Business Day

Eskom reinstates suspended bosses

• Chairman said to be behind about-turn

- Stephan Hofstatter and Sikonathi Mantshants­ha

• Action against pair was over Trillian payments

A week of chaos at Eskom has culminated in two top officials, who had been suspended for making suspect payments of R600m to Gupta-linked financial advisory firm Trillian, being reinstated two days later, allegedly at the behest of interim chairman Zethembe Khoza.

Business Day has seen signed documents that show senior procuremen­t manager Charles Kalima and former procuremen­t head Edwin Mabelane were handed suspension letters over the Trillian payments on Monday and then told to report back to work on Thursday.

Another suspension letter prepared for acting head of group capital Prish Govender over the payments was never handed to him, also allegedly due to pressure by Khoza.

The letters said Eskom intended to suspend the trio for “involvemen­t in the procuremen­t of services from Trillian Management Consultant­s and subsequent payments thereof”.

Govender said he was aware of the Trillian probe, but had no knowledge of plans to suspend him. Kalima and Mabelane declined to comment.

Senior sources at Eskom with direct knowledge of the facts said the suspension­s flowed from an investigat­ion by law firm Bowmans, which had interviewe­d about 20 people at Eskom in the past month.

It found evidence that chief financial officer Anoj Singh, former acting CEO Matshela Koko, Govender, Mabelane, Kalima and two other officials were “directly implicated” in committing serious irregulari­ties in paying R1.6bn in consulting fees to Trillian and McKinsey.

An interim report by Bowmans said there was “a prima facie case of actionable wrongdoing”, the sources said.
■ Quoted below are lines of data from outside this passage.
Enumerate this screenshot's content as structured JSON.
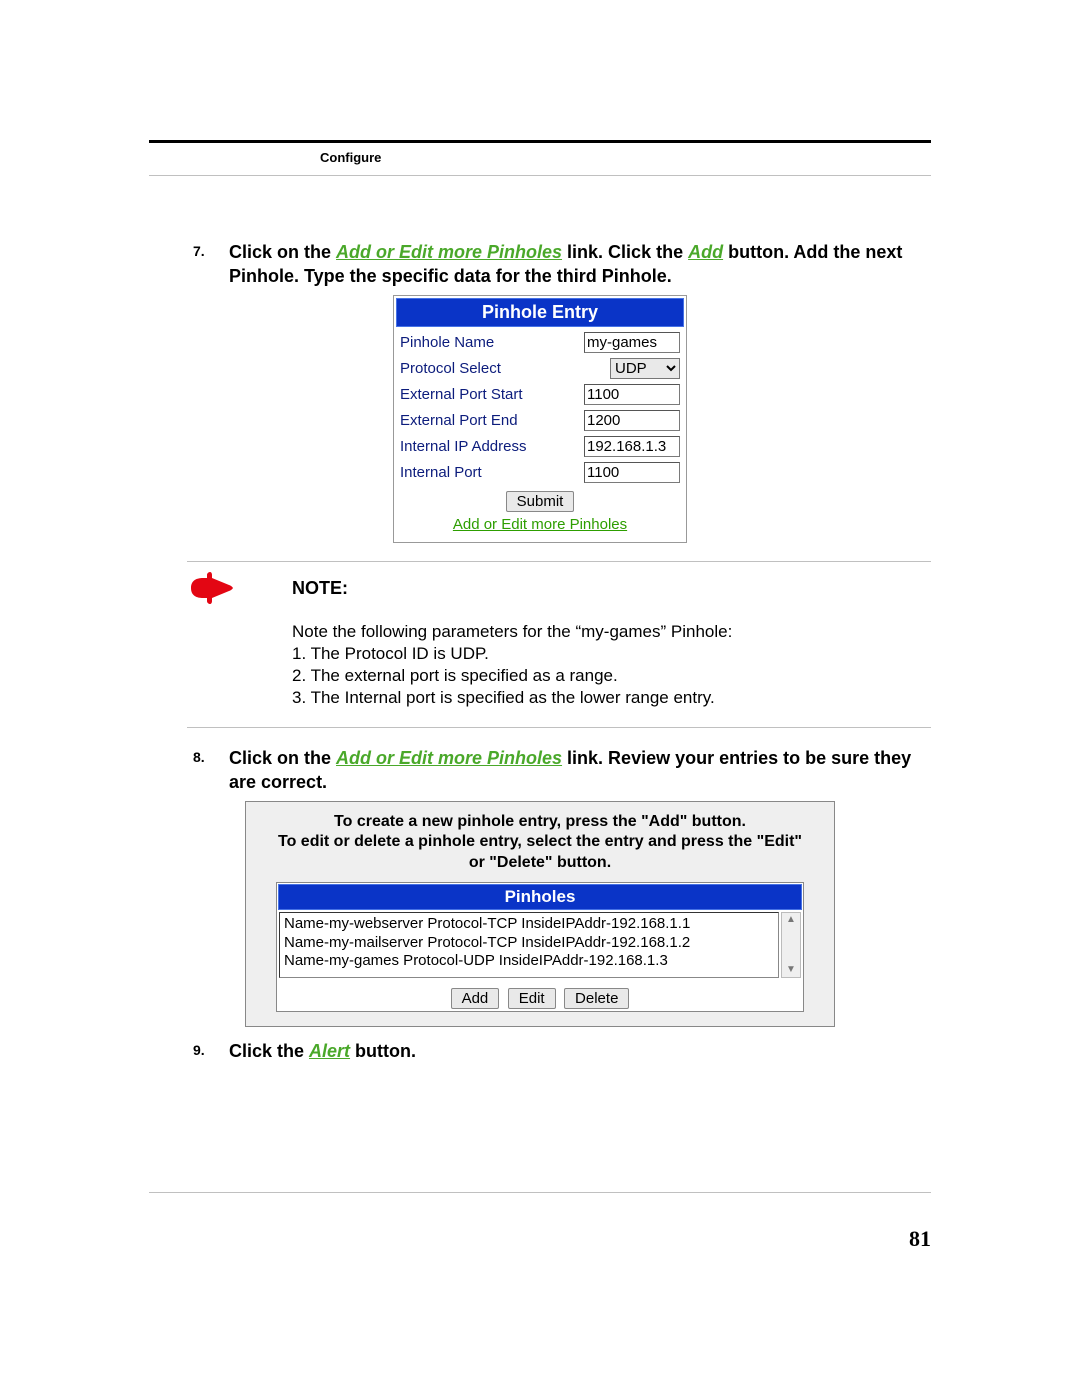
{
  "header": {
    "section": "Configure"
  },
  "steps": {
    "s7": {
      "num": "7.",
      "pre": "Click on the ",
      "link1": "Add or Edit more Pinholes",
      "mid": " link. Click the ",
      "link2": "Add",
      "post": " button. Add the next Pinhole. Type the specific data for the third Pinhole."
    },
    "s8": {
      "num": "8.",
      "pre": "Click on the ",
      "link1": "Add or Edit more Pinholes",
      "post": " link. Review your entries to be sure they are correct."
    },
    "s9": {
      "num": "9.",
      "pre": "Click the ",
      "link1": "Alert",
      "post": " button."
    }
  },
  "pinhole_entry": {
    "title": "Pinhole Entry",
    "labels": {
      "name": "Pinhole Name",
      "protocol": "Protocol Select",
      "ext_start": "External Port Start",
      "ext_end": "External Port End",
      "int_ip": "Internal IP Address",
      "int_port": "Internal Port"
    },
    "values": {
      "name": "my-games",
      "protocol": "UDP",
      "ext_start": "1100",
      "ext_end": "1200",
      "int_ip": "192.168.1.3",
      "int_port": "1100"
    },
    "submit": "Submit",
    "link": "Add or Edit more Pinholes"
  },
  "note": {
    "heading": "NOTE:",
    "intro": "Note the following parameters for the “my-games” Pinhole:",
    "items": [
      "1. The Protocol ID is UDP.",
      "2. The external port is specified as a range.",
      "3. The Internal port is specified as the lower range entry."
    ]
  },
  "pinholes_panel": {
    "instr": "To create a new pinhole entry, press the \"Add\" button.\nTo edit or delete a pinhole entry, select the entry and press the \"Edit\" or \"Delete\" button.",
    "title": "Pinholes",
    "items": [
      "Name-my-webserver Protocol-TCP InsideIPAddr-192.168.1.1",
      "Name-my-mailserver Protocol-TCP InsideIPAddr-192.168.1.2",
      "Name-my-games Protocol-UDP InsideIPAddr-192.168.1.3"
    ],
    "buttons": {
      "add": "Add",
      "edit": "Edit",
      "delete": "Delete"
    }
  },
  "page_number": "81"
}
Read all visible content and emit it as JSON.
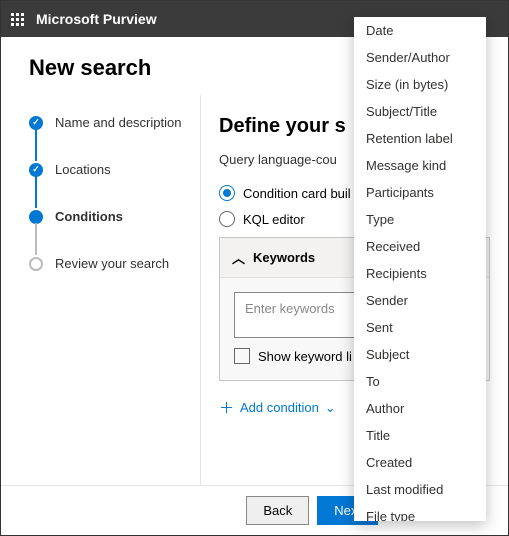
{
  "header": {
    "brand": "Microsoft Purview"
  },
  "page": {
    "title": "New search"
  },
  "steps": {
    "s1": "Name and description",
    "s2": "Locations",
    "s3": "Conditions",
    "s4": "Review your search"
  },
  "main": {
    "heading": "Define your s",
    "subtitle": "Query language-cou",
    "radio_builder": "Condition card buil",
    "radio_kql": "KQL editor",
    "keywords_header": "Keywords",
    "keywords_placeholder": "Enter keywords",
    "show_keyword_list": "Show keyword li",
    "add_condition": "Add condition"
  },
  "footer": {
    "back": "Back",
    "next": "Next"
  },
  "dropdown": {
    "i0": "Date",
    "i1": "Sender/Author",
    "i2": "Size (in bytes)",
    "i3": "Subject/Title",
    "i4": "Retention label",
    "i5": "Message kind",
    "i6": "Participants",
    "i7": "Type",
    "i8": "Received",
    "i9": "Recipients",
    "i10": "Sender",
    "i11": "Sent",
    "i12": "Subject",
    "i13": "To",
    "i14": "Author",
    "i15": "Title",
    "i16": "Created",
    "i17": "Last modified",
    "i18": "File type"
  }
}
The law

firm found Eskom had, in fact, paid Trillian and McKinsey R200m more than the power utility had declared to the media in July, taking the total payments to R1.6bn.

Singh and Koko are already on suspension.

Even though Trillian did not have a contract with either Eskom or McKinsey, the politicall­y connected firm was paid R600m between April 2016 and February 2017.

Public Enterprise­s Minister Lynne Brown had said she had “impressed on Eskom’s board the necessity to expedite the company’s processes relating to alleged misconduct by Mr Koko and Mr Singh, among other Eskom employees”, said spokesman Colin Cruywagen. “The minister awaits the board’s final reports on its proposed actions,” he said.

Trillian has denied any wrongdoing and insists it “only billed for work undertaken”.

At the time, the company was majority-owned by Gupta lieutenant Salim Essa and, according to an investigat­ion by former public protector Thuli Madonsela, was funnelling money to the Guptas to buy the Optimum coal mine, although Trillian has denied this.

Several sources claimed that on Wednesday, Khoza instructed officials to lift the suspension­s of Kalima and Mabelane, although he denies this.

“That was a management thing. I do not get involved,” Khoza said.

However, later that day, Mabelane and Kalima received letters informing them their suspension had been lifted “with immediate effect”, the documents show.

It is unclear who authorised the suspension upliftment as acting CEO Johnny Dladla was off sick all week.

Singh and Govender have emerged as central to the Trillian payments. Trillian’s invoices, for which there are no contracts, were sent to Govender, who managed the consultanc­y project, or Singh, and were paid within one to three days.

Singh was put on special leave in July.